Un article du New York Times explique comment Biden, comme Trump, veut relancer la fabrication américaine. Pour livrer, il doit faire quelque chose au sujet de la force du dollar, qui, selon un graphique d'indice du dollar américain DXY ci-dessous, a principalement augmenté. À partir de l'année à 89,14, le DXY se situe actuellement à 94,00.

Le président aurait embauché une poignée de conseillers économiques principaux préoccupés par la force du dollar et ayant exploré des moyens de le réduire. Semble familier ?

Le Times note que la force du dollar au cours des dernières décennies a gonflé le déficit commercial qui a triplé en pourcentage du produit intérieur brut dans les années 1990 et est resté élevé.
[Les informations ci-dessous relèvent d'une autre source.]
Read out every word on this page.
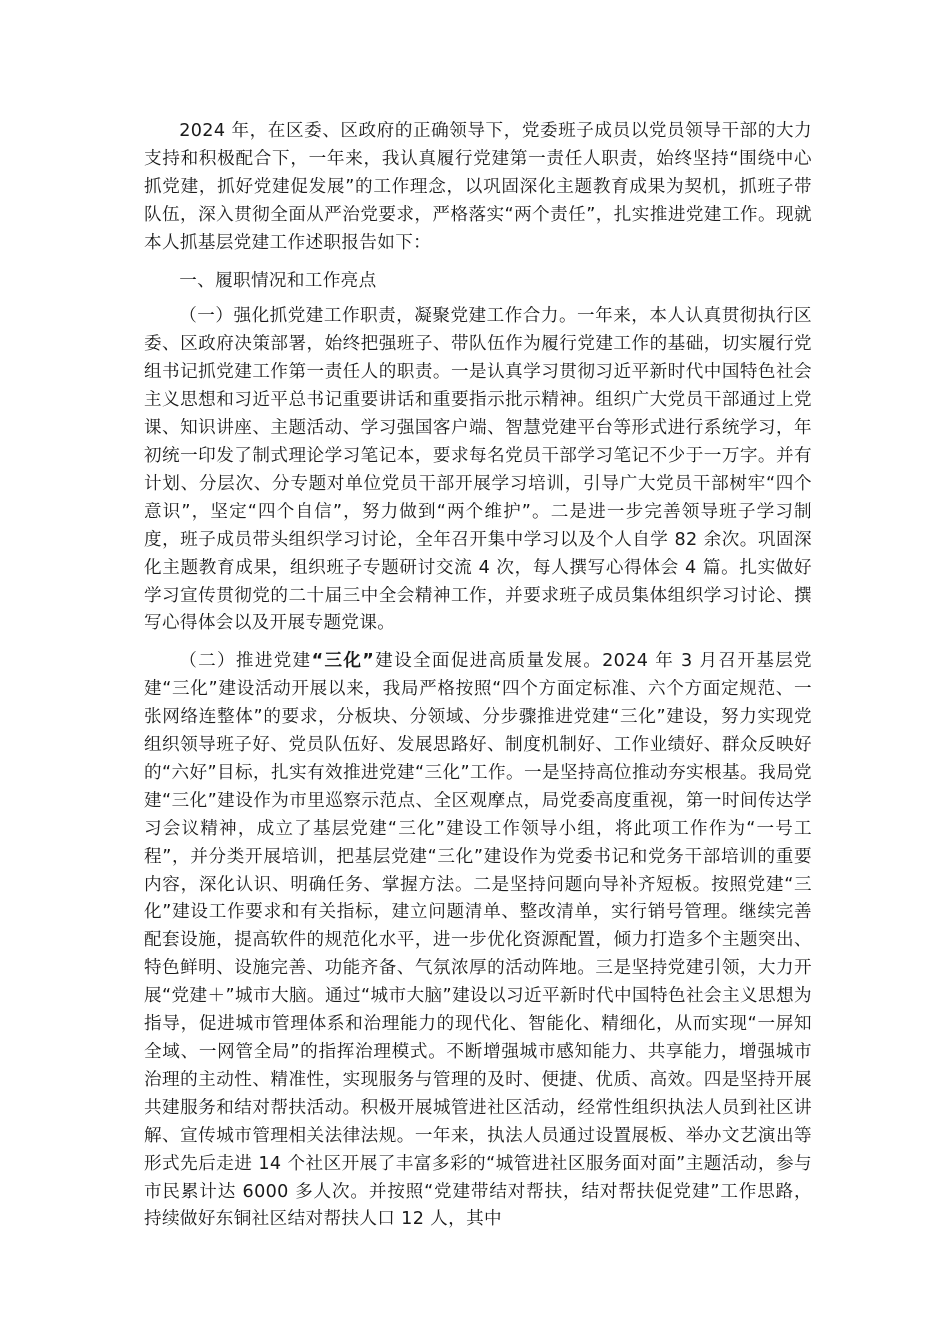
2024 年，在区委、区政府的正确领导下，党委班子成员以党员领导干部的大力支持和积极配合下，一年来，我认真履行党建第一责任人职责，始终坚持“围绕中心抓党建，抓好党建促发展”的工作理念，以巩固深化主题教育成果为契机，抓班子带队伍，深入贯彻全面从严治党要求，严格落实“两个责任”，扎实推进党建工作。现就本人抓基层党建工作述职报告如下：

一、履职情况和工作亮点

（一）强化抓党建工作职责，凝聚党建工作合力。一年来，本人认真贯彻执行区委、区政府决策部署，始终把强班子、带队伍作为履行党建工作的基础，切实履行党组书记抓党建工作第一责任人的职责。一是认真学习贯彻习近平新时代中国特色社会主义思想和习近平总书记重要讲话和重要指示批示精神。组织广大党员干部通过上党课、知识讲座、主题活动、学习强国客户端、智慧党建平台等形式进行系统学习，年初统一印发了制式理论学习笔记本，要求每名党员干部学习笔记不少于一万字。并有计划、分层次、分专题对单位党员干部开展学习培训，引导广大党员干部树牢“四个意识”，坚定“四个自信”，努力做到“两个维护”。二是进一步完善领导班子学习制度，班子成员带头组织学习讨论，全年召开集中学习以及个人自学 82 余次。巩固深化主题教育成果，组织班子专题研讨交流 4 次，每人撰写心得体会 4 篇。扎实做好学习宣传贯彻党的二十届三中全会精神工作，并要求班子成员集体组织学习讨论、撰写心得体会以及开展专题党课。

（二）推进党建“三化”建设全面促进高质量发展。2024 年 3 月召开基层党建“三化”建设活动开展以来，我局严格按照“四个方面定标准、六个方面定规范、一张网络连整体”的要求，分板块、分领域、分步骤推进党建“三化”建设，努力实现党组织领导班子好、党员队伍好、发展思路好、制度机制好、工作业绩好、群众反映好的“六好”目标，扎实有效推进党建“三化”工作。一是坚持高位推动夯实根基。我局党建“三化”建设作为市里巡察示范点、全区观摩点，局党委高度重视，第一时间传达学习会议精神，成立了基层党建“三化”建设工作领导小组，将此项工作作为“一号工程”，并分类开展培训，把基层党建“三化”建设作为党委书记和党务干部培训的重要内容，深化认识、明确任务、掌握方法。二是坚持问题向导补齐短板。按照党建“三化”建设工作要求和有关指标，建立问题清单、整改清单，实行销号管理。继续完善配套设施，提高软件的规范化水平，进一步优化资源配置，倾力打造多个主题突出、特色鲜明、设施完善、功能齐备、气氛浓厚的活动阵地。三是坚持党建引领，大力开展“党建＋”城市大脑。通过“城市大脑”建设以习近平新时代中国特色社会主义思想为指导，促进城市管理体系和治理能力的现代化、智能化、精细化，从而实现“一屏知全域、一网管全局”的指挥治理模式。不断增强城市感知能力、共享能力，增强城市治理的主动性、精准性，实现服务与管理的及时、便捷、优质、高效。四是坚持开展共建服务和结对帮扶活动。积极开展城管进社区活动，经常性组织执法人员到社区讲解、宣传城市管理相关法律法规。一年来，执法人员通过设置展板、举办文艺演出等形式先后走进 14 个社区开展了丰富多彩的“城管进社区服务面对面”主题活动，参与市民累计达 6000 多人次。并按照“党建带结对帮扶，结对帮扶促党建”工作思路，持续做好东铜社区结对帮扶人口 12 人，其中
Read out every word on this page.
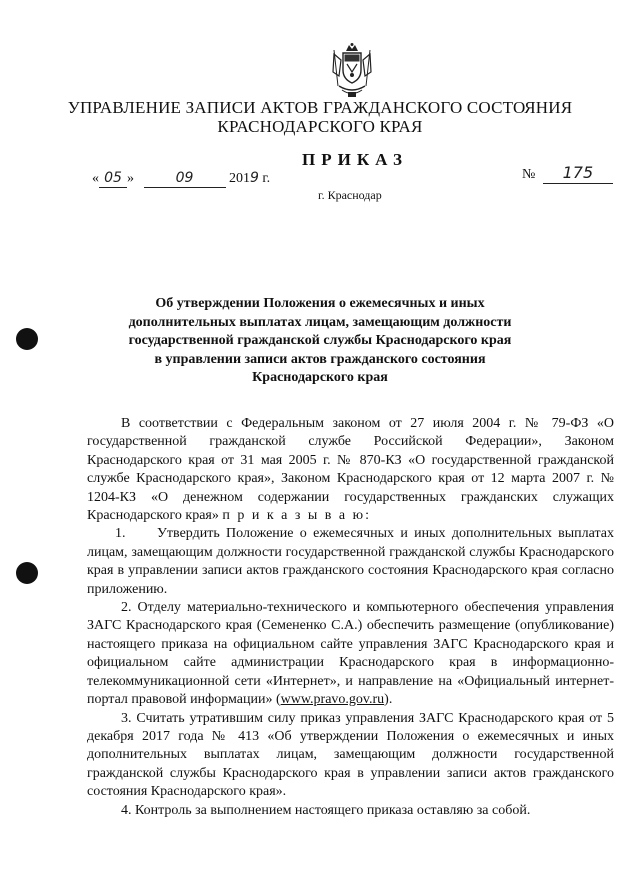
УПРАВЛЕНИЕ ЗАПИСИ АКТОВ ГРАЖДАНСКОГО СОСТОЯНИЯ
КРАСНОДАРСКОГО КРАЯ
ПРИКАЗ
« 05 »	09	2019 г.	№ 175
г. Краснодар
Об утверждении Положения о ежемесячных и иных
дополнительных выплатах лицам, замещающим должности
государственной гражданской службы Краснодарского края
в управлении записи актов гражданского состояния
Краснодарского края

В соответствии с Федеральным законом от 27 июля 2004 г. № 79-ФЗ «О государственной гражданской службе Российской Федерации», Законом Краснодарского края от 31 мая 2005 г. № 870-КЗ «О государственной гражданской службе Краснодарского края», Законом Краснодарского края от 12 марта 2007 г. № 1204-КЗ «О денежном содержании государственных гражданских служащих Краснодарского края» п р и к а з ы в а ю:

1.     Утвердить Положение о ежемесячных и иных дополнительных выплатах лицам, замещающим должности государственной гражданской службы Краснодарского края в управлении записи актов гражданского состояния Краснодарского края согласно приложению.

2. Отделу материально-технического и компьютерного обеспечения управления ЗАГС Краснодарского края (Семененко С.А.) обеспечить размещение (опубликование) настоящего приказа на официальном сайте управления ЗАГС Краснодарского края и официальном сайте администрации Краснодарского края в информационно-телекоммуникационной сети «Интернет», и направление на «Официальный интернет-портал правовой информации» (www.pravo.gov.ru).

3. Считать утратившим силу приказ управления ЗАГС Краснодарского края от 5 декабря 2017 года № 413 «Об утверждении Положения о ежемесячных и иных дополнительных выплатах лицам, замещающим должности государственной гражданской службы Краснодарского края в управлении записи актов гражданского состояния Краснодарского края».

4. Контроль за выполнением настоящего приказа оставляю за собой.
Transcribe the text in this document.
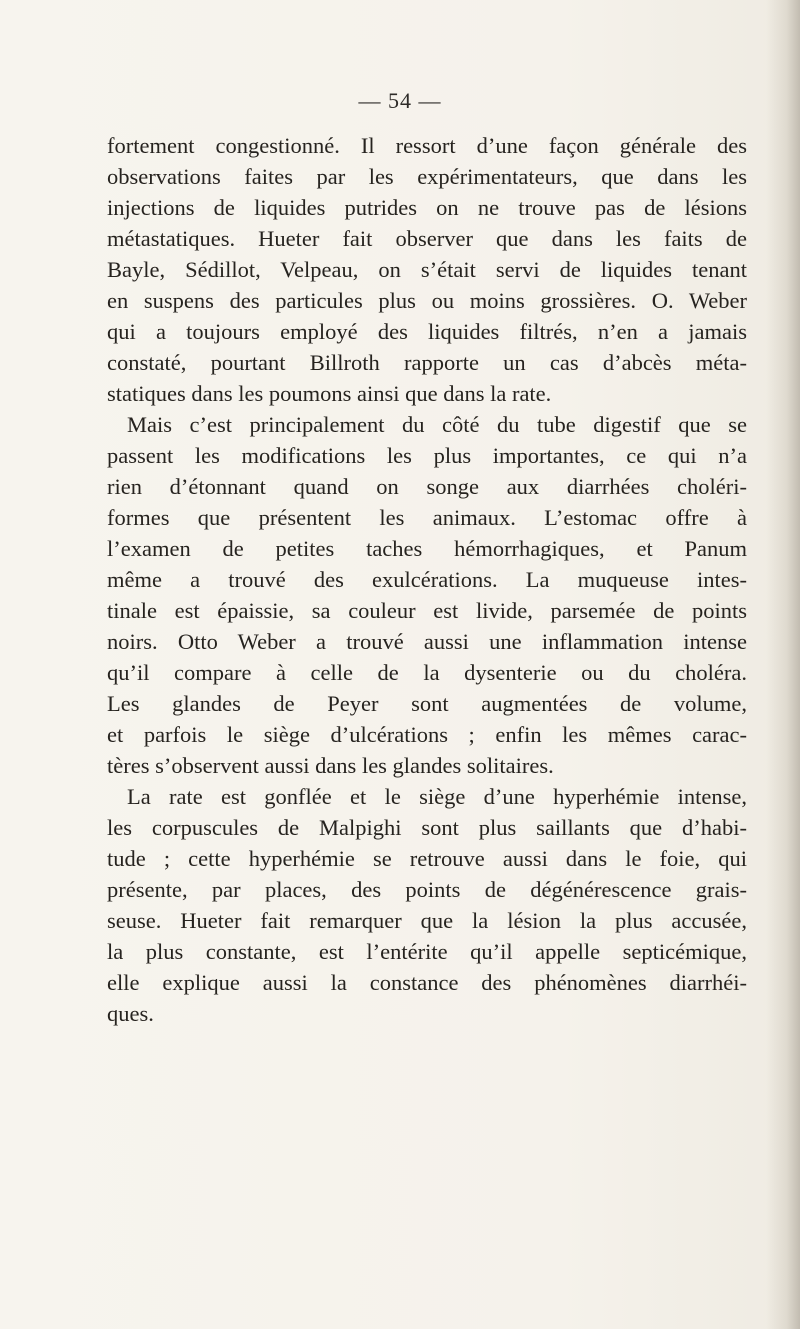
— 54 —
fortement congestionné. Il ressort d’une façon générale des
observations faites par les expérimentateurs, que dans les
injections de liquides putrides on ne trouve pas de lésions
métastatiques. Hueter fait observer que dans les faits de
Bayle, Sédillot, Velpeau, on s’était servi de liquides tenant
en suspens des particules plus ou moins grossières. O. Weber
qui a toujours employé des liquides filtrés, n’en a jamais
constaté, pourtant Billroth rapporte un cas d’abcès méta-
statiques dans les poumons ainsi que dans la rate.
Mais c’est principalement du côté du tube digestif que se
passent les modifications les plus importantes, ce qui n’a
rien d’étonnant quand on songe aux diarrhées choléri-
formes que présentent les animaux. L’estomac offre à
l’examen de petites taches hémorrhagiques, et Panum
même a trouvé des exulcérations. La muqueuse intes-
tinale est épaissie, sa couleur est livide, parsemée de points
noirs. Otto Weber a trouvé aussi une inflammation intense
qu’il compare à celle de la dysenterie ou du choléra.
Les glandes de Peyer sont augmentées de volume,
et parfois le siège d’ulcérations ; enfin les mêmes carac-
tères s’observent aussi dans les glandes solitaires.
La rate est gonflée et le siège d’une hyperhémie intense,
les corpuscules de Malpighi sont plus saillants que d’habi-
tude ; cette hyperhémie se retrouve aussi dans le foie, qui
présente, par places, des points de dégénérescence grais-
seuse. Hueter fait remarquer que la lésion la plus accusée,
la plus constante, est l’entérite qu’il appelle septicémique,
elle explique aussi la constance des phénomènes diarrhéi-
ques.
À son niveau le plus simple, le déficit commercial représente une sorte de fuite de l'économie américaine : les Américains achètent plus de biens et de services à l'étranger que le reste du monde n'achète aux États-Unis, et le pays s'endette à l'étranger pour payer les différence. Si les Américains achetaient plus de produits fabriqués dans le pays et moins d'importations, les dépenses créeraient des emplois pour les travailleurs basés aux États-Unis et nécessiteraient moins de dettes.

Le paragraphe ci-dessus résume plus ou moins ma position, à savoir que les États-Unis ne peuvent pas continuer à détenir la monnaie de réserve mondiale s'ils souhaitent dévaluer le dollar, rendant ainsi les emplois manufacturiers perdus, augmentant les exportations et réduisant le déficit commercial qui, à près de 1 000 milliards de dollars, devient aussi incontrôlable que la dette nationale de 28 000 milliards de dollars.

Il peut faire l'un ou l'autre, mais il ne peut pas faire les deux. Il est temps d'arrêter de voir le dollar comme un moyen de gratification instantanée et de rechercher une solution plus permanente qui permettra aux États-Unis d'échapper au dilemme de Triffin.